"If the best sacred architecture intimates the presence of a higher power, the G-d of the TriBeCa Synagogue is a luminous and soft-spoken one. Its facade curves like a grand piano soundboard, floating over a small plaza."
-David W. Dunlap, The New York Times
THE HISTORY OF TRIBECA
What is now the Tribeca Synagogue was founded as the Civic Center Synagogue in 1938.
Jacob J. Rosenblum, special assistant to District Attorney Thomas E. Dewey saw a need to provide a place of prayer for Jewish commuters working in the downtown area. The area’s Jews in the law, civil service and textile industries needed a place where they could come on weekdays to have minyans and say Kaddish, and there was no other synagogue around.
The Synagogue initially held services in a loft space above a store and was open from Monday to Friday. In 1957 the Synagogue finished construction on its own building for the first time. Located at 80 Duane Street, it was fated to have a short life. A mere three years later it was condemned by eminent domain for the building of Federal Plaza (now the Jacob Javits Federal Office Building).
As a result of the negotiations around the eminent domain process, the Synagogue was given a parcel of land at 49 White Street. Here the current, award-winning building designed by William N. Breger rose, and was completed in 1967. It was initially highly utilized: When Yizkor fell on a weekday, as many as two thousand would attend one of the several services.
As the city sank into bankruptcy in the 1970s, Jews left the civil service and downtown businesses closed. The Synagogue experienced a crisis of mission, and by the 1980′s was feeling financial strains. However, through it all, hundreds of Jewish families were moving into Soho, TriBeCa, and lower Manhattan.
With new people seeking a spiritual home, the Synagogue changed. In 1989 Rabbi Glass arrived, bringing new, full-time leadership. That leadership, combined with the vision of the shul’s administration at that time, led to a transformation. The Synagogue began its metamorphosis from the “Civic Center Synagogue” to the “Synagogue for the Arts.”
The congregation was renamed “Synagogue for the Arts” to reflect the nature of the community in which it now found itself. A conscious effort was made to reach out to the unaffiliated Jews among the area’s new, creative residents. The Gallery was established and became an ongoing facet of the Synagogue’s activity.
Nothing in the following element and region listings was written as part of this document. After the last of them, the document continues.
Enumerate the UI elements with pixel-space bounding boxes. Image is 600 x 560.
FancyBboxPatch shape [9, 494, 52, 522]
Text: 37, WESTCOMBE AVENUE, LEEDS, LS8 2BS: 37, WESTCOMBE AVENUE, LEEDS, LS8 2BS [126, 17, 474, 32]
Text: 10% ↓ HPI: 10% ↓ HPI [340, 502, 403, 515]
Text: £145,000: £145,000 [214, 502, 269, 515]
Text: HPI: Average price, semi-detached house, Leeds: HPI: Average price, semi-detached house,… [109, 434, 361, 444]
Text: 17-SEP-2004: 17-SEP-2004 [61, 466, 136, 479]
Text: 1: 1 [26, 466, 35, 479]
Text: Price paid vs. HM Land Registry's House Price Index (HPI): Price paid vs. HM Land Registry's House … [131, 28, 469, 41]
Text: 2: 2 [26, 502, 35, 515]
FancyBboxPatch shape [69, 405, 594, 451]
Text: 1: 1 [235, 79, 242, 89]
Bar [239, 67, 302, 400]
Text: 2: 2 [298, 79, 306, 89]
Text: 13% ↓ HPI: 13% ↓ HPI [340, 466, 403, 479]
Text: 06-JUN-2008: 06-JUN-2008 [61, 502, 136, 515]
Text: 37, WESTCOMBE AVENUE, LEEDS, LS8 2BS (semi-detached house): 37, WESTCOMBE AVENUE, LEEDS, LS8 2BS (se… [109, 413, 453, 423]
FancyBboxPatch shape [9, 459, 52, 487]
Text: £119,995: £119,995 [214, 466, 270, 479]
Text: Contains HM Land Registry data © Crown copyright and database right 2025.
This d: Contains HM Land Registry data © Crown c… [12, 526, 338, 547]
The “Synagogue for the Arts” was renamed the “Tribeca Synagogue” in 2013 to better encompass its focus on the neighborhood. In addition to daily, weekly and holiday services, we offer a plaza, sanctuary and social hall for events, as well as a wonderful Hebrew School. We function as a full service synagogue, exceeding the wildest dreams of our founders more than 60 years ago.
Rabbi Jonathan Glass
Rabbi Jonathan Wilson Glass was born in Boston and raised in Fairfield, Connecticut. He graduated from Columbia College and then attended the Torah Ohr yeshiva in Jerusalem, which is headed by the famous Rabbi Chaim Pinchas Sheinberg. Three years later, he returned to the U.S. to attend the Mirrer Yeshiva in Flatbush, from which he was ordained. He chose Mirrer because of its heavy European influence and because he was related to the late Rabbi Shraga Moshe Kalmanowitz, its head. Since 1989, he has served as Rabbi at the Tribeca Synagogue (formerly the Civic Center Synagogue), where he established the Hebrew school and adult education programs. He has given invocations for the City Council of the City of New York and has been Rabbi for the Jewish Lawyers' Guild. He and his wife Minky have five children.
"My firm belief is that traditional Judaism can be a vehicle for anyone's Jewish expression. It's just that special care must be taken to allow people to get comfortable in this setting and proceed at their own pace. It is this belief that has guided my development of the Synagogue to become a nexus of Jewish observance ranging from the ultra-liberal, artistic avant-garde of Tribeca and Soho to the ultra-Orthodox of Flatbush-Boro Park.
"I know both worlds so...I can construct bridges between them. So far, the Almighty has granted me success in providing a home for all comers; may God continue to assist my efforts."